2. Once again, the record before us is not clear as to the nature and timing of the changeover in lawyers.
3. A part of the delay may be attributable to Seward himself, who seemingly could not decide on appropriate defense counsel. After his conviction, Seward apparently informed the trial court in 1980 that he desired other counsel. Apparently, Seward never procured alternate counsel, and the trial court, in February, 1981, appointed a lawyer with the Orleans Parish Indigent Defender Program to represent Seward.

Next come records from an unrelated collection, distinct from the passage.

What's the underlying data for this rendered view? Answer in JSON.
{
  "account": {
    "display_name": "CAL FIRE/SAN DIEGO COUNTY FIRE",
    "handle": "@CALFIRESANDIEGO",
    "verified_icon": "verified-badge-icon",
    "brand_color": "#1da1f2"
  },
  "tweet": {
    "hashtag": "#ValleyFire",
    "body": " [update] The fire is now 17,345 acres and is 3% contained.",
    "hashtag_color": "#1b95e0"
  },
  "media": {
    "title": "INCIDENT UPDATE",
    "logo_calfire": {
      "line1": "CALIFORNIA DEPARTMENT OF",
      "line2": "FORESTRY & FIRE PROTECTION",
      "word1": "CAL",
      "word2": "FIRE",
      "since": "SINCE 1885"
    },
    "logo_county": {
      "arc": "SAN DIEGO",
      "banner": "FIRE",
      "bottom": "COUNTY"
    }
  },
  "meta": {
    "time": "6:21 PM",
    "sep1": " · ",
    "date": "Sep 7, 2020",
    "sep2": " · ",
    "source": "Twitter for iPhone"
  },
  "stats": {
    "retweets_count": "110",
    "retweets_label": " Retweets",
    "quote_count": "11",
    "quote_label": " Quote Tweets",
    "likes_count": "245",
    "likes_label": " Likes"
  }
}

Thus, as of 1981, three sets of defense counsel had appeared on Seward's behalf.
4. More detailed facts concerning the murder are set forth at State v. Johnson, 438 So.2d 1091 (La.1983).
5. At least four detectives participated in the arrest of Seward and Johnson: John Dillman, John Norwood, Donald Hoyt, and Fred Dantagna. Seward contends that Dillman, Norwood and Hoyt participated in the beatings to be discussed below.
6. Seward's testimony was corroborated by co-defendant Johnson, who testified that he could hear the police officers cursing Seward and the beating being administered to Seward, since he had been placed in a holding cell not more than sixty feet from where Seward's interrogation was taking place.
7. This entire scenario is vigorously denied by Seward.
8. The record in this case includes the two hearings on the motions to suppress and the trial transcript. All of the evidence is pertinent. Furthermore, we have repeatedly stated that, in determining whether the ruling on defendant's motion to suppress was correct, we are not limited to the evidence adduced at the hearing on the motion, but rather, we may consider pertinent evidence received at the trial. Cf. State v. Brooks, 505 So.2d 714, 721-22 (La. 1987); State v. Chopin, 372 So.2d 1222 (La. 1979); State v. Schmidt, 359 So.2d 133 (La. 1978).
9. Dr. Pike was called on behalf of the state in the Johnson-Seward hearing; he was called by the defense at the second hearing on the Seward motion.